For BPO companies that have been working hard to strategically position themselves as customer experience providers, that work seems to have paid off big time.
Last week, Startek released a regulatory filing that detailed an expansion of its existing relationship with an Amazon subsidiary. The development gives Amazon an option to buy 4 million Startek shares – one fifth of what is available. However, those shares will only become available to Amazon if it generates US$600 million in commercial services for the BPO over an eight-year period.
“Amazon have done their due diligence and are choosing their suppliers very wisely, because they have that kind of leverage,” said a Startek client.
Both Startek and Amazon were not available for comment, stating that the only information they were providing right now was in their public 8-K regulatory filing.
Automatic Value Boost
It’s unclear if Amazon has engaged Startek as a provider prior to the filing; however, there is little doubt that the company has a clear level of confidence that has likely been gained through a direct relationship.
Whatever the case, Startek has automatically become a more valuable company – the news immediately boosted Startek’s stock price from US$10.33 to a high of US$13.55 and is sitting at around US$11.50 at the time of publishing.

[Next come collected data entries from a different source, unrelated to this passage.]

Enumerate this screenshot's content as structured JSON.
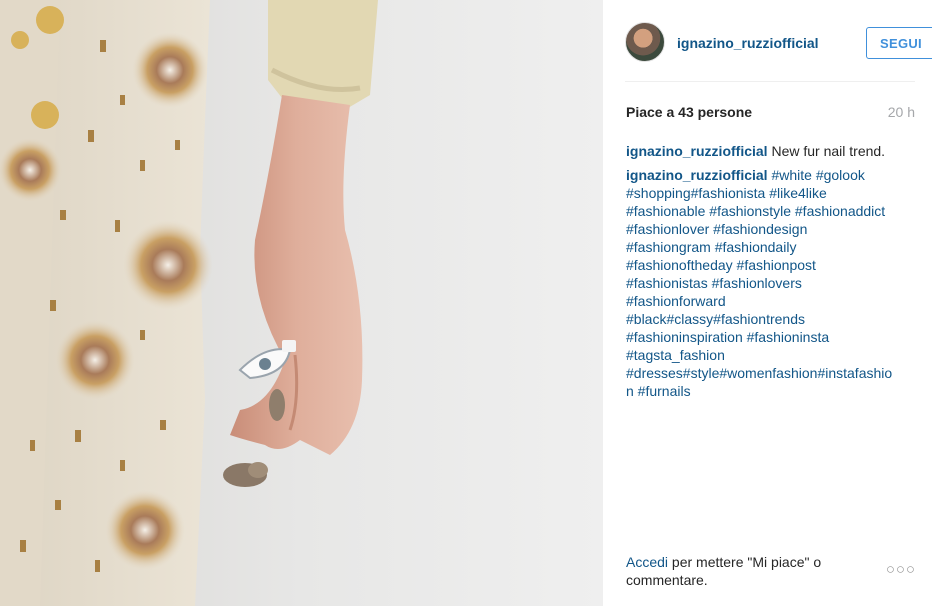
{
  "photo": {
    "description_icon": "fashion-photo",
    "colors": {
      "background": "#e6e6e6",
      "jacket": "#e4dccf",
      "skin": "#d9a995",
      "beads": "#b48a3c",
      "fur": "#8a7a6a"
    }
  },
  "header": {
    "username": "ignazino_ruzziofficial",
    "follow_label": "SEGUI"
  },
  "post": {
    "likes": "Piace a 43 persone",
    "time": "20 h",
    "caption": {
      "author": "ignazino_ruzziofficial",
      "text": " New fur nail trend."
    },
    "hashtag_comment": {
      "author": "ignazino_ruzziofficial",
      "lines": [
        " #white #golook",
        "#shopping#fashionista #like4like",
        "#fashionable #fashionstyle #fashionaddict",
        "#fashionlover #fashiondesign",
        "#fashiongram #fashiondaily",
        "#fashionoftheday #fashionpost",
        "#fashionistas #fashionlovers",
        "#fashionforward",
        "#black#classy#fashiontrends",
        "#fashioninspiration #fashioninsta",
        "#tagsta_fashion",
        "#dresses#style#womenfashion#instafashio",
        "n #furnails"
      ]
    }
  },
  "footer": {
    "login_link": "Accedi",
    "login_text": " per mettere \"Mi piace\" o commentare.",
    "more_icon": "ellipsis-icon",
    "more_glyph": "○○○"
  }
}
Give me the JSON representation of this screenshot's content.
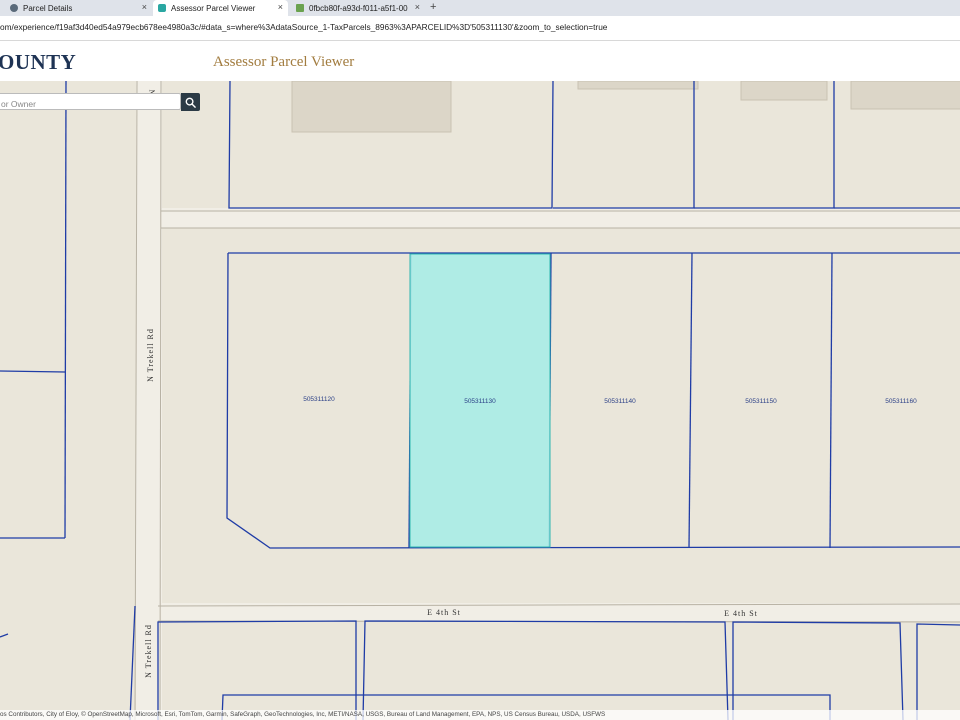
{
  "browser": {
    "tabs": [
      {
        "title": "Parcel Details",
        "active": false
      },
      {
        "title": "Assessor Parcel Viewer",
        "active": true
      },
      {
        "title": "0fbcb80f-a93d-f011-a5f1-00",
        "active": false
      }
    ],
    "new_tab_glyph": "+",
    "close_glyph": "×",
    "url": "om/experience/f19af3d40ed54a979ecb678ee4980a3c/#data_s=where%3AdataSource_1-TaxParcels_8963%3APARCELID%3D'505311130'&zoom_to_selection=true"
  },
  "app": {
    "brand": "OUNTY",
    "title": "Assessor Parcel Viewer"
  },
  "search": {
    "placeholder": "or Owner",
    "icon": "search-icon"
  },
  "map": {
    "parcels": [
      {
        "id": "505311120",
        "selected": false
      },
      {
        "id": "505311130",
        "selected": true
      },
      {
        "id": "505311140",
        "selected": false
      },
      {
        "id": "505311150",
        "selected": false
      },
      {
        "id": "505311160",
        "selected": false
      }
    ],
    "roads": {
      "street_left": "E 4th St",
      "street_right": "E 4th St",
      "trekell_mid": "N Trekell Rd",
      "trekell_low": "N Trekell Rd",
      "trekell_top": "N"
    },
    "colors": {
      "parcel_line": "#1f3ca6",
      "selected_fill": "#a8ece6",
      "background": "#eae6da",
      "building": "#dcd6c8"
    }
  },
  "attribution": "os Contributors, City of Eloy, © OpenStreetMap, Microsoft, Esri, TomTom, Garmin, SafeGraph, GeoTechnologies, Inc, METI/NASA, USGS, Bureau of Land Management, EPA, NPS, US Census Bureau, USDA, USFWS"
}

It’s almost as if Amazon is looking to get a piece of that, capitalizing on the option to buy the higher-value shares at a lower price – US$9.96 per share, as per the new agreement – providing that the US$600 million service quota is filled. Amazon is going to spend that money anyway, so if it watches the stock price closely, it could influence the price and benefit even more from the low strike price.

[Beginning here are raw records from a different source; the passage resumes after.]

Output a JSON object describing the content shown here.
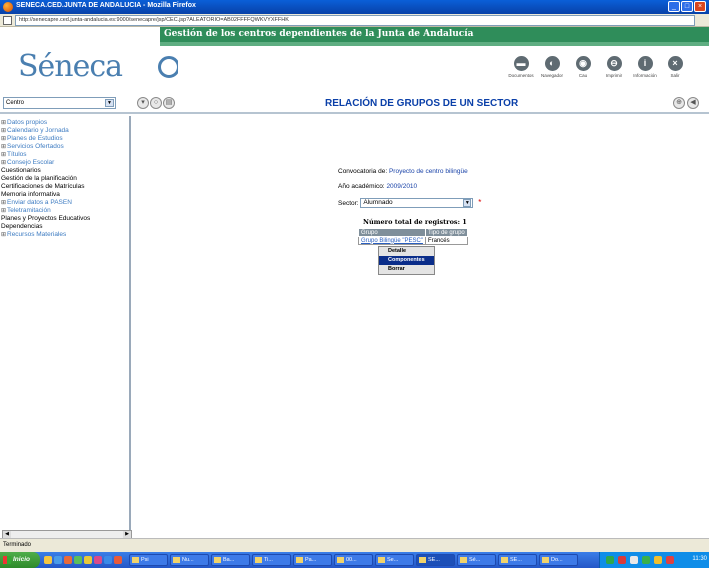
{
  "window": {
    "title": "SENECA.CED.JUNTA DE ANDALUCIA - Mozilla Firefox",
    "minimize": "_",
    "maximize": "□",
    "close": "×"
  },
  "address": {
    "url": "http://senecapre.ced.junta-andalucia.es:9000/senecapre/jsp/CEC.jsp?ALEATORIO=AB02FFFFQWKVYXFFHK"
  },
  "header": {
    "banner": "Gestión de los centros dependientes de la Junta de Andalucía",
    "logo": "Séneca",
    "toolbar": [
      {
        "label": "Documentos",
        "icon": "documents-icon",
        "glyph": "▬"
      },
      {
        "label": "Navegador",
        "icon": "browser-icon",
        "glyph": "◐"
      },
      {
        "label": "Cau",
        "icon": "help-desk-icon",
        "glyph": "◉"
      },
      {
        "label": "Imprimir",
        "icon": "print-icon",
        "glyph": "⊖"
      },
      {
        "label": "Información",
        "icon": "info-icon",
        "glyph": "i"
      },
      {
        "label": "Salir",
        "icon": "exit-icon",
        "glyph": "×"
      }
    ]
  },
  "nav": {
    "centro_label": "Centro",
    "page_title": "RELACIÓN DE GRUPOS DE UN SECTOR"
  },
  "sidebar": {
    "items": [
      {
        "label": "Datos propios",
        "folder": true
      },
      {
        "label": "Calendario y Jornada",
        "folder": true
      },
      {
        "label": "Planes de Estudios",
        "folder": true
      },
      {
        "label": "Servicios Ofertados",
        "folder": true
      },
      {
        "label": "Títulos",
        "folder": true
      },
      {
        "label": "Consejo Escolar",
        "folder": true
      },
      {
        "label": "Cuestionarios",
        "folder": false
      },
      {
        "label": "Gestión de la planificación",
        "folder": false
      },
      {
        "label": "Certificaciones de Matrículas",
        "folder": false
      },
      {
        "label": "Memoria informativa",
        "folder": false
      },
      {
        "label": "Enviar datos a PASEN",
        "folder": true
      },
      {
        "label": "Teletramitación",
        "folder": true
      },
      {
        "label": "Planes y Proyectos Educativos",
        "folder": false
      },
      {
        "label": "Dependencias",
        "folder": false
      },
      {
        "label": "Recursos Materiales",
        "folder": true
      }
    ],
    "expand_glyph": "⊞"
  },
  "form": {
    "convocatoria_label": "Convocatoria de:",
    "convocatoria_value": "Proyecto de centro bilingüe",
    "anio_label": "Año académico:",
    "anio_value": "2009/2010",
    "sector_label": "Sector:",
    "sector_value": "Alumnado",
    "required_mark": "*"
  },
  "results": {
    "total_label": "Número total de registros: 1",
    "columns": [
      "Grupo",
      "Tipo de grupo"
    ],
    "rows": [
      [
        "Grupo Bilingüe \"PESC\"",
        "Francés"
      ]
    ]
  },
  "context_menu": {
    "items": [
      "Detalle",
      "Componentes",
      "Borrar"
    ],
    "selected": "Componentes"
  },
  "status": {
    "text": "Terminado"
  },
  "taskbar": {
    "start": "Inicio",
    "tasks": [
      "Psi",
      "Nu...",
      "Ba...",
      "Ti...",
      "Pa...",
      "00...",
      "Se...",
      "SE...",
      "Sé...",
      "SE...",
      "Do..."
    ],
    "active_task": "SE...",
    "clock": "11:30"
  }
}
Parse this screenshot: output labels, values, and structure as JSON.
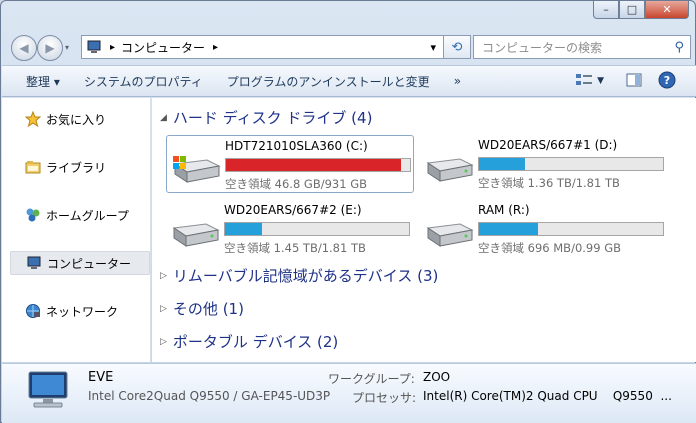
{
  "window": {
    "minimize_glyph": "–",
    "maximize_glyph": "□",
    "close_glyph": "✕"
  },
  "address": {
    "crumb": "コンピューター",
    "arrow": "▸",
    "dropdown": "▾"
  },
  "search": {
    "placeholder": "コンピューターの検索"
  },
  "toolbar": {
    "organize": "整理 ▾",
    "system_properties": "システムのプロパティ",
    "uninstall": "プログラムのアンインストールと変更",
    "more": "»"
  },
  "sidebar": {
    "items": [
      {
        "label": "お気に入り",
        "icon": "star-icon"
      },
      {
        "label": "ライブラリ",
        "icon": "library-icon"
      },
      {
        "label": "ホームグループ",
        "icon": "homegroup-icon"
      },
      {
        "label": "コンピューター",
        "icon": "computer-icon",
        "selected": true
      },
      {
        "label": "ネットワーク",
        "icon": "network-icon"
      }
    ]
  },
  "groups": {
    "hdd": "ハード ディスク ドライブ (4)",
    "removable": "リムーバブル記憶域があるデバイス (3)",
    "other": "その他 (1)",
    "portable": "ポータブル デバイス (2)"
  },
  "drives": [
    {
      "name": "HDT721010SLA360 (C:)",
      "free": "空き領域 46.8 GB/931 GB",
      "used_fraction": 0.95,
      "bar_color": "#d9252a",
      "icon": "windows-drive-icon"
    },
    {
      "name": "WD20EARS/667#1 (D:)",
      "free": "空き領域 1.36 TB/1.81 TB",
      "used_fraction": 0.25,
      "bar_color": "#26a0da",
      "icon": "drive-icon"
    },
    {
      "name": "WD20EARS/667#2 (E:)",
      "free": "空き領域 1.45 TB/1.81 TB",
      "used_fraction": 0.2,
      "bar_color": "#26a0da",
      "icon": "drive-icon"
    },
    {
      "name": "RAM (R:)",
      "free": "空き領域 696 MB/0.99 GB",
      "used_fraction": 0.32,
      "bar_color": "#26a0da",
      "icon": "drive-icon"
    }
  ],
  "status": {
    "name": "EVE",
    "desc": "Intel Core2Quad Q9550 / GA-EP45-UD3P",
    "workgroup_label": "ワークグループ:",
    "workgroup_value": "ZOO",
    "processor_label": "プロセッサ:",
    "processor_value": "Intel(R) Core(TM)2 Quad CPU    Q9550  ..."
  }
}
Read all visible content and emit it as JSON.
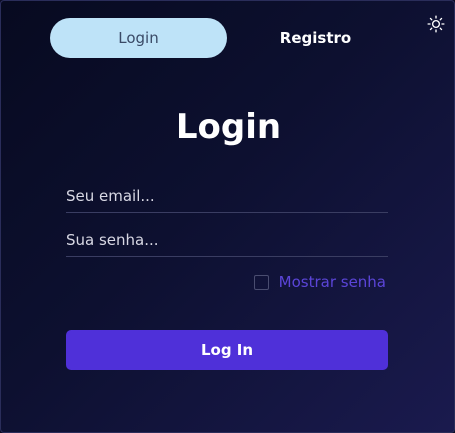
{
  "tabs": {
    "login_label": "Login",
    "register_label": "Registro"
  },
  "theme_toggle": {
    "icon": "sun-icon"
  },
  "form": {
    "title": "Login",
    "email_placeholder": "Seu email...",
    "email_value": "",
    "password_placeholder": "Sua senha...",
    "password_value": "",
    "show_password_label": "Mostrar senha",
    "show_password_checked": false,
    "submit_label": "Log In"
  },
  "colors": {
    "background_dark": "#070a20",
    "background_light": "#1a1a4e",
    "active_tab_bg": "#bee3f8",
    "accent": "#4f30d9",
    "link": "#5b45d8"
  }
}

Besides the clear value for Amazon, Startek has proved itself in the market as a reputable BPO, turning things around significantly in the last few years.
“Startek has had steady revenue growth since 2013, which is a great opportunity for any potential buyer who is looking to get involved in the outsourced contact center space, so, if Amazon is planning to do that, it doesn’t surprise me that the company chose Startek as a way in,” said Peter Ryan from Ryan Strategic Advisory. “The fact that Startek has also been active in customer experience, with their own acquisition of Ideal Dialogue, plays nicely into what Amazon will get from buying into the company.”

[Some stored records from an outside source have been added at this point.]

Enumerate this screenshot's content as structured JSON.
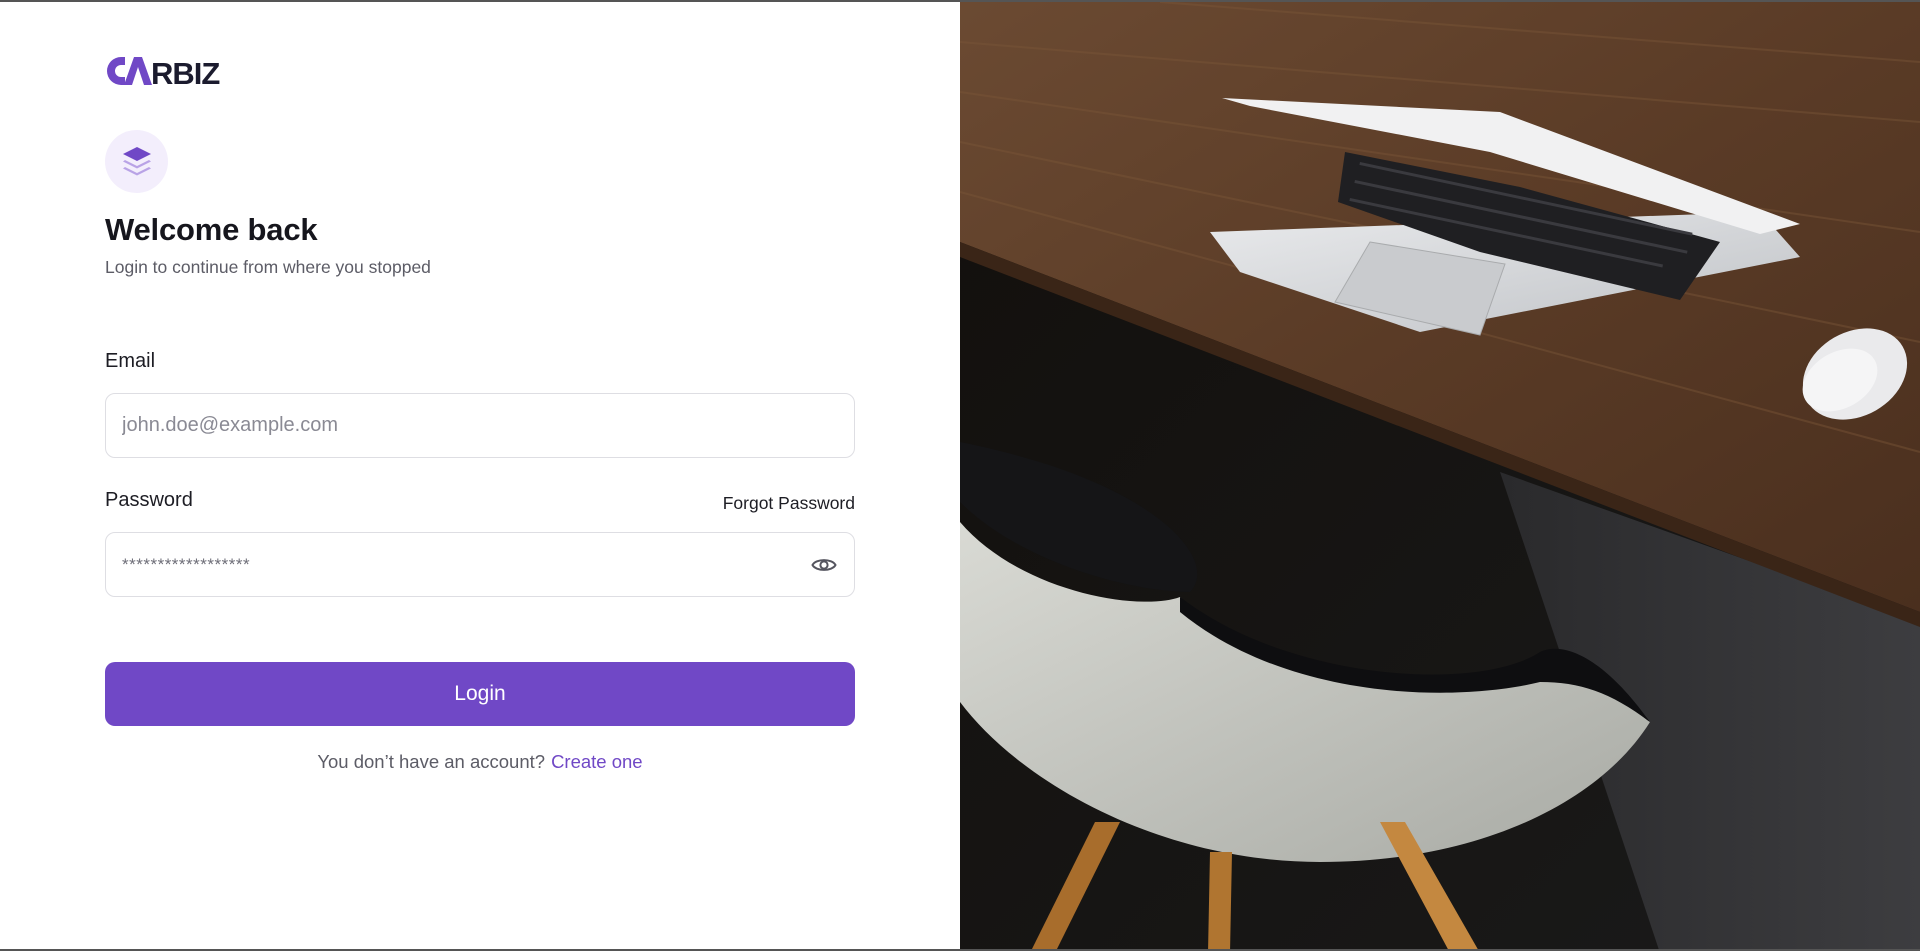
{
  "brand": {
    "name": "CARBIZ",
    "accent": "#7048c6",
    "dark": "#1b1b2e"
  },
  "feature_icon": "layers-icon",
  "header": {
    "title": "Welcome back",
    "subtitle": "Login to continue from where you stopped"
  },
  "form": {
    "email_label": "Email",
    "email_placeholder": "john.doe@example.com",
    "password_label": "Password",
    "forgot_password": "Forgot Password",
    "password_placeholder": "******************",
    "password_toggle_icon": "eye-icon",
    "login_label": "Login"
  },
  "signup": {
    "prompt": "You don’t have an account?",
    "link": "Create one"
  },
  "hero_image": {
    "subject": "laptop, mouse on wooden desk with white chair"
  }
}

Focusing on the client side, we managed to track down a Startek customer in the United States to offer their perspective. At this time, the company and the spokesperson preferred to stay anonymous.
“Although I haven’t yet heard anything from Startek about it, the way I see our relationship with them is if it’s good for Startek I think it’s probably good for us,” said the client. “Generally, we want to make sure Startek is solvent and performing well, so if this is a good financial tool for them to potentially solve some equity issues and increase their customer base, I don’t see it being a negative for us.”
While the client in question is not a particularly large one, they have had a stable relationship with Startek, so as long as this doesn’t impact their geographies, or Amazon’s huge size doesn’t create any type of upheaval, they don’t expect any real impact to their service, at least in the short term.
A New Wave of Mega BPO Deals?
In terms of whether Amazon will itself move into providing its own BPO and call enter services, Ryan believes it’s still too early to say, but commented on how diversified the company is.
“The opportunity to get into a growing area of customer experience management is probably very important for Amazon,” he said. “For an organization that prides itself on accessibility and speedy delivery, the focus on customer experience is a priority for Amazon, so picking up a stake in Startek, with access to Ideal Dialogue, provides them with a level of science behind the interaction whether it’s voice or non-voice.”
“Amazon have done their due diligence and are choosing their suppliers very wisely, because they have that kind of leverage,” said Startek’s client. “From a competitive standpoint, it’s a huge landing for Startek to secure a deal this big, because it’s a cut-throat business.”
Whatever the landscape begins to look like after this deal, it shows that even the biggest companies in the world are becoming confident in showing support for the BPO industry, which can only be a good thing for the sector.